Configure Model Info

  • Click on your model Yonce you've added the model to OpenScale. Click the blue button “Actions” and select “Configure monitors”
  • You will see the following configuration view. Click “Edit” on the upper right hand corner for the "Training data" box.
  • Select “Use manual setup” and click “Next”
  • To setup the monitoring, we would need to provide training data and specify what are the data features that we want to monitor on. For Training data option, select “Upload file” from the dropdown list as we will be uploading a training dataset in this example. Browse the training dataset file, select “Comma” from the dropdown for Select delimiter, as the csv file is being separated by comma. Click ”Next”.
  • You will see this view with the data column information in the submitted training dataset. Scroll down and make sure that “Decision” is checked for “Label / Target” as that’s the targeted prediction field. Click “Next”
  • Ensure the prediction and probability are clicked accordingly. Click “View Summary”
  • You will see this summary view, click “Finish”

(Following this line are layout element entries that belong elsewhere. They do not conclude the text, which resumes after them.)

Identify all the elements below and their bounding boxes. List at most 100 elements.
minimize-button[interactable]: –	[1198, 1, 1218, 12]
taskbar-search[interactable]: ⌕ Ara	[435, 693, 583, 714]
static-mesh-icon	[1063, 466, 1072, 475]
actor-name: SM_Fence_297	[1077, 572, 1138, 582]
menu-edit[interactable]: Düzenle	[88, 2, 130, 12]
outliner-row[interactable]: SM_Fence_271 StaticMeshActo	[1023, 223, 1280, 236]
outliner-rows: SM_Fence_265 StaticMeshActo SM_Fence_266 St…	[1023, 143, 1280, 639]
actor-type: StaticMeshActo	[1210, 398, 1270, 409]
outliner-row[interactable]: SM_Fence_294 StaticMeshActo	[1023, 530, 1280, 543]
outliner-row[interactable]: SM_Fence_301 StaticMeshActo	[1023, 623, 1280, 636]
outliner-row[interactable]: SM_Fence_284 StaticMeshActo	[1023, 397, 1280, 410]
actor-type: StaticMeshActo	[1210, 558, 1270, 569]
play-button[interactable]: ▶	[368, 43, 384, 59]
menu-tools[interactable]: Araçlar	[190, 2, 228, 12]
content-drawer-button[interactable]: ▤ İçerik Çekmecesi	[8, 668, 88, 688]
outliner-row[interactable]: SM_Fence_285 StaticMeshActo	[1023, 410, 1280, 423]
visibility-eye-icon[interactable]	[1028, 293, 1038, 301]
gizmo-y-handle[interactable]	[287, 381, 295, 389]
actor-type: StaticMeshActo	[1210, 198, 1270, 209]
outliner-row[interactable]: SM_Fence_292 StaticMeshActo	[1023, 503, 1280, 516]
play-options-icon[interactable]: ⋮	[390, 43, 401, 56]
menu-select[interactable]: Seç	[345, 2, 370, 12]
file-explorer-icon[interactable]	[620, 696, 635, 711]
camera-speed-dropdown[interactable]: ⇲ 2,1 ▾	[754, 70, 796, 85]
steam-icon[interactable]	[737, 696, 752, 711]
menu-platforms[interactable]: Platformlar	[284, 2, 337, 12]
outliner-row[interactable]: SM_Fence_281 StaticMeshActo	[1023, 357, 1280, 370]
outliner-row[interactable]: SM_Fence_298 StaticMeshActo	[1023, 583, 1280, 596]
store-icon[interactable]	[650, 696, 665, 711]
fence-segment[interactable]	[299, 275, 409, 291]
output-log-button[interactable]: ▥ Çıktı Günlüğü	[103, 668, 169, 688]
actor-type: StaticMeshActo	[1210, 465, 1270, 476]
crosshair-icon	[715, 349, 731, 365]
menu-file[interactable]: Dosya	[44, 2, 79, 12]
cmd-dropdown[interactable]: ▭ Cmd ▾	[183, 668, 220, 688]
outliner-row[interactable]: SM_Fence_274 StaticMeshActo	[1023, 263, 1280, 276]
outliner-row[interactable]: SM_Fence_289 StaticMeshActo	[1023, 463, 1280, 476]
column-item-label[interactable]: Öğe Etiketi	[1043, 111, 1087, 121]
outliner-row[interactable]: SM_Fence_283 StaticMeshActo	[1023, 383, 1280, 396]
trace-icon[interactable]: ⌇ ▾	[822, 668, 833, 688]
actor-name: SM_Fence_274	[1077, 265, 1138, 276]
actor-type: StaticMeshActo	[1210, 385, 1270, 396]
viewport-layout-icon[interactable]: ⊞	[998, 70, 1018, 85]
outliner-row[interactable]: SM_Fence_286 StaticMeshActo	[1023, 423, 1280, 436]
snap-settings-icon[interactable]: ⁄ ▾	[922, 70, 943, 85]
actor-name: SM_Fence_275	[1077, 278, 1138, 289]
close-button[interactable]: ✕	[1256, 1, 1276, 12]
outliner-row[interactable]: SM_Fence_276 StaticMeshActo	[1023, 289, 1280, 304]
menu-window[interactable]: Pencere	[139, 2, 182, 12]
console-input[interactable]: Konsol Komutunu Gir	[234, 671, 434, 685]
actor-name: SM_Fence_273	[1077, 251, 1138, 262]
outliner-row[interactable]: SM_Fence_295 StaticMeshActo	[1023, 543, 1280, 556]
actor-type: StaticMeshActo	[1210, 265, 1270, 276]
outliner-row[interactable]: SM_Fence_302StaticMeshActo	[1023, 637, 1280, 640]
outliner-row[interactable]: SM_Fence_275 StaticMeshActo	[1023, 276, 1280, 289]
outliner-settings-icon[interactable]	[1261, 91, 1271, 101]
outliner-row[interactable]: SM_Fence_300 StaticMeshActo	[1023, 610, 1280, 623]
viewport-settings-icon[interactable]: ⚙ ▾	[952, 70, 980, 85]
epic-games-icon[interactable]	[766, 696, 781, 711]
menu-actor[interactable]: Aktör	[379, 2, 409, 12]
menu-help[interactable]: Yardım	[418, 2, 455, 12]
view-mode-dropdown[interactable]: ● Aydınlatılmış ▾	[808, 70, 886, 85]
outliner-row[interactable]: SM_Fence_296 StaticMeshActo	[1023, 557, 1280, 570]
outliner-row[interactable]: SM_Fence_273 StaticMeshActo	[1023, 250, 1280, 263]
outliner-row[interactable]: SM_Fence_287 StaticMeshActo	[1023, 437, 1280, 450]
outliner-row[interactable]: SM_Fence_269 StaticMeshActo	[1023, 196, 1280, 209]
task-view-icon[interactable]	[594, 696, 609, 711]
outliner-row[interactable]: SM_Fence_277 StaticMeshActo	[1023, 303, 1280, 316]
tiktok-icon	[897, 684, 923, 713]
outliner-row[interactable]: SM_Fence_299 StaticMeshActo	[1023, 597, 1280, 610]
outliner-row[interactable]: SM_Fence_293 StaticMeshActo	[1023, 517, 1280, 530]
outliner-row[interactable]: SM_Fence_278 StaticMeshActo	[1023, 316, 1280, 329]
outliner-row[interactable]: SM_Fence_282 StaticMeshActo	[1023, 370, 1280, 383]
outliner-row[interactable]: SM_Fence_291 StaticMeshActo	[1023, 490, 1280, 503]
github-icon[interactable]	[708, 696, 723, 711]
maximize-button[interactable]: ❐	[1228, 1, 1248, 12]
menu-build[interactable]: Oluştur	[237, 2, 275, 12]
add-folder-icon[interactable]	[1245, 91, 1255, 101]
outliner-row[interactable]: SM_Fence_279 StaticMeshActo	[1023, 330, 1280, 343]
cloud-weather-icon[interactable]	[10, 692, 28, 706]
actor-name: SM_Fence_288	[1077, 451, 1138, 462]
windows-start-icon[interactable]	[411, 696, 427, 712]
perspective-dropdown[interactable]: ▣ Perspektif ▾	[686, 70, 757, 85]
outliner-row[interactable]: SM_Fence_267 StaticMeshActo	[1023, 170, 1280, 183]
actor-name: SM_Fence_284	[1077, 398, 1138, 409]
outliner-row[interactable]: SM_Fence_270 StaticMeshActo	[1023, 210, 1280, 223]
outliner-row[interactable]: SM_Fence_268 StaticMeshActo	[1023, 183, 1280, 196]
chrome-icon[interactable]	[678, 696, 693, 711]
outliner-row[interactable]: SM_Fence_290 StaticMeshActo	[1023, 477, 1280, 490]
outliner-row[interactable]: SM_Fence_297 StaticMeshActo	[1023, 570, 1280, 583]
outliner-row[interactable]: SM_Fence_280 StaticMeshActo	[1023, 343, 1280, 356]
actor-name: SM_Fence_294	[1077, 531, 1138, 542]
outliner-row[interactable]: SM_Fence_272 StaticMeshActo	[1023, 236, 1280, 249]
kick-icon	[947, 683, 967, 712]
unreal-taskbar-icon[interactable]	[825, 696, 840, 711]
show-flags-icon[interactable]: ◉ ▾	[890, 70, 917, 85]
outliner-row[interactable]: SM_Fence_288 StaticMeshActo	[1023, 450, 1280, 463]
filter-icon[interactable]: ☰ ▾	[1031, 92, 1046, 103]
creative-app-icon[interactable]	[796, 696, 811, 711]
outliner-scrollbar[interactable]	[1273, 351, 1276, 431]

Configure Explainability Metrics

  • After last step in Configure Model Info section, you will now see this view with the training data attached and the data labels specified.
  • We first configure Explanability. To configure monitoring metrics for explanability, on the left hand side panel, navigate to “General settings” under Explainability. Click on the "Edit" icon for "Explanation method" to start configuration.
  • Explanation method: In our example, we will set the SHAP global explanation to “On” and select “SHAP” for Local explanation method. Click “Next”.
  • We need to select Controllable features for explanability. Controllable features are features that can be changed and have a significant impact on your model outcomes. In our example, we set all features as controllable, and click “Save”
  • Once we selected "SHAP" for Explanation method, we will need to configure the SHAP tab. Navigate to the SHAP tab and click the "Edit" icon for "Common Settings" to start configuration.
  • Set the number of perturbations per record. In our example we use the default value 0. Click ”Save”. For more information about SHAP model, click here: Configuring explainability in Watson OpenScale

Configure Evaluation Metrics (e.g. Fairness, Quality)

Fairness

  • To configure Fairness, navigate to the ”Fairness” tab under Evaluations.
    • Click “Edit” icon for "Configuration" to configure the metrics. Select “Configure manually” and click “Save”.
    • Next, click “Edit” icon for Favorable outcomes to configure.
    • Configure the Favorable outcomes by selecting the checkboxes according to the use case. In our example, “Hired” is the favorable outcome and “Not_Hired” is the unfavorable outcomes. Click “Save”.
  • Next, we configre "Sample Size". Click “Edit” icon for "Sample Size" to start configuration.
  • Set the minimum sample size to a number equal or smaller than the testing data, in our example, we set it as 1000. Click “Save”.
  • Next, click “Edit” icon for "Metrics" to configure Metrics.
  • Select metrics that you’d like to monitor. In our example, we additionally select “Statistical parity difference”. Click “Save”.
  • We could then set the lower and upper threshold for fairness value. In our example, we use the default value. Click “Save” to finish the setup.
  • For more information about Configuring fairness evaluations, click here: Configuring fairness evaluations in Watson OpenScale

Quality

  • To configure Quality, navigate to the”Quality” tab under Evaluations.
  • Click “Edit” icon for Quality thresholds to configure the metrics.
  • For Quality thresholds, review the default setup or change any number based on your project requirement. In our example, we keep the default setup and click “Next”.
  • For Sample size, input a number that is equal or smaller than the testing dataset. In our example, we use 1000. Click ”Save”.
  • For more information about quality metrics: Configuring quality evaluations in watsonx.governance
  • For more information about Configuring Quality Evaluations: Configuring quality evaluations in Watson OpenScale

Evaluate now

  • One the configure monitor steps is completed, navigate back to the model summary page and click “Actions” button and select “Evaluate now”.
  • A righthand side panel will appear to “Import test data”. Select “from CSV file” and select testing dataset file. In our example, the “test.csv” file. Click “Upload and Evaluate” to start the evaluation.
  • The right hand side panel will close and you will see this following view saying “Evaluation in progress”, wait a few minutes to view evaluation results.
  • After a few minutes, you will see the evaluation dashboard similar to the screenshot. You’ve finished configuring model governance for a classification model.